7. Hear the Wind Sing - This was Murakami’s first novel, and what it lacks in plot it makes up for in its innovative writing style—quick, light, simple. Its hero, known to us only as “Boku” (first-person singular, familiar), slips in and out of the company of his best friend, “Rat,” a kindly Chinese bartender known only as “J.,” and a nine-fingered girl with a major chip on her shoulder, all the while trying to figure out how he came to lose his youth and idealism. Note: Hear the Wind Sing and Pinball, 1973 have been published in the U.S. together as Wind/Pinball.

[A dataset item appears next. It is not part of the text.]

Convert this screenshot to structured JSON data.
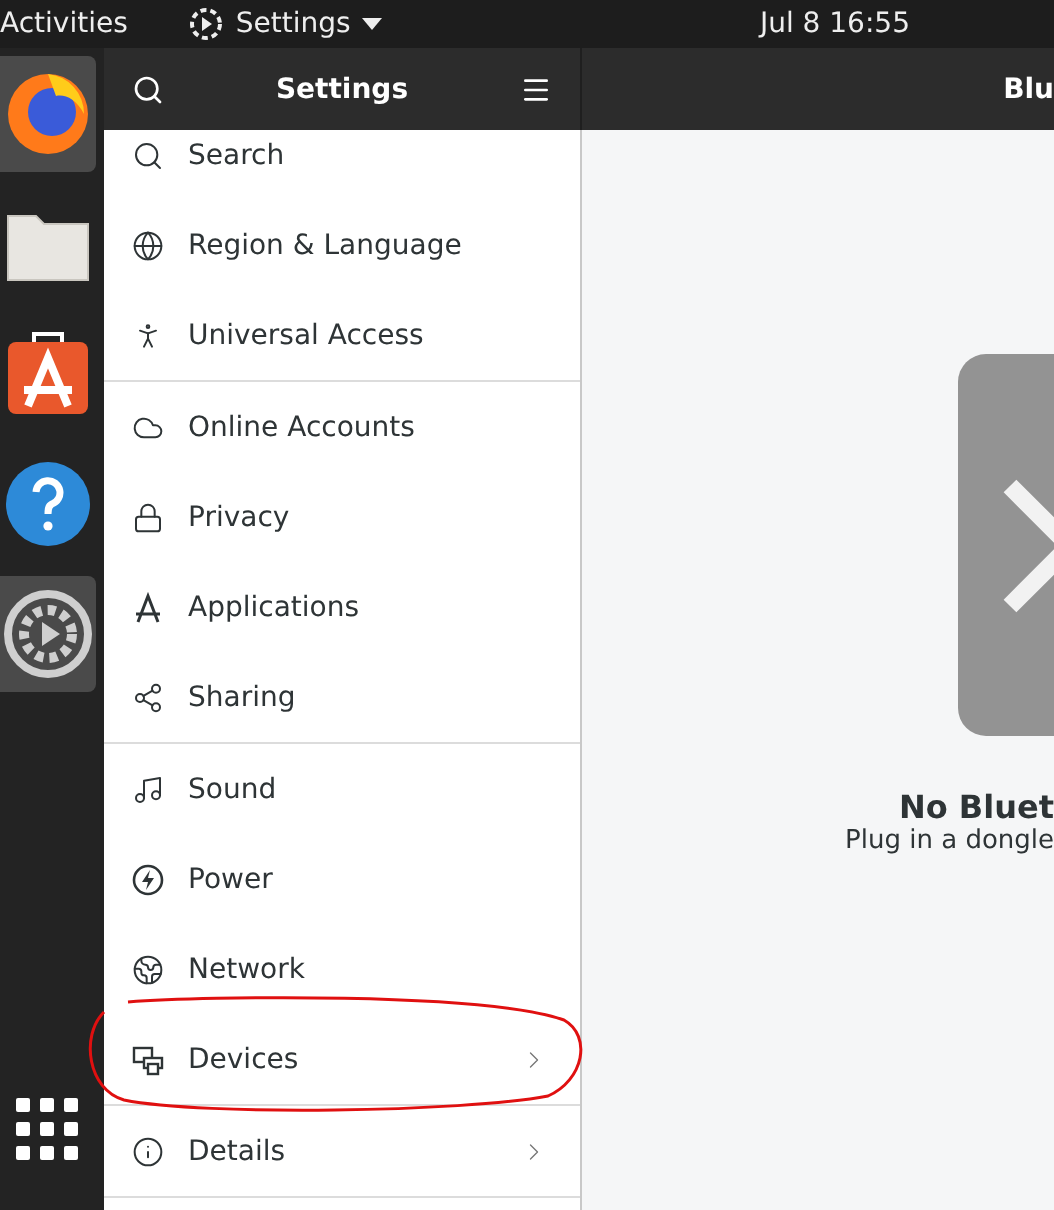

8. Pinball, 1973 - Continuing the theme of loss and nostalgia in Hear the Wind Sing, this sequel explores in retrospect the nameless protagonist’s relationship with Naoko, who committed suicide during his college days. Considering this dark theme, it draws humor from the nameless Twins who appear, almost out of thin air, to help Boku deal with his sense of loss and loneliness. The work culminates in a quest for Boku’s favorite pinball machine from his Naoko days, the “three-flippered Spaceship,” and a reconciliation of sorts with Naoko’s memory. Note: Hear the Wind Sing and Pinball, 1973 have been published in the U.S. together as Wind/Pinball.
9. Norwegian Wood - Another “Naoko”—or is it the same one?—forms the center of this work, a retrospective look at Watanabe Tōru’s tragic relationship with a mentally disturbed young woman who hears the voice of “Kizuki”—her dead lover and soul mate—calling to her from the “other world.” Tōru spends part of the story trying to prevent her from following this voice, and part of it struggling with his desire for “Midori,” the vibrant “other woman” in the novel.
10. Dance Dance Dance - Not all critics liked this novel; some said it was a little slow-moving. For readers like me, interested in a social deconstruction of the economic phenomenon of “Japan, Inc.,” this work interrogates “advanced capitalism,” highlighting its tendency to commodify and sell anything—including basic human relationships, such as family and friendship. For those who preferred the fantasy leanings of A Wild Sheep Chase, this sequel is built around a quest for “Kiki,” Boku’s ear model girlfriend, who disappeared near the end of that work.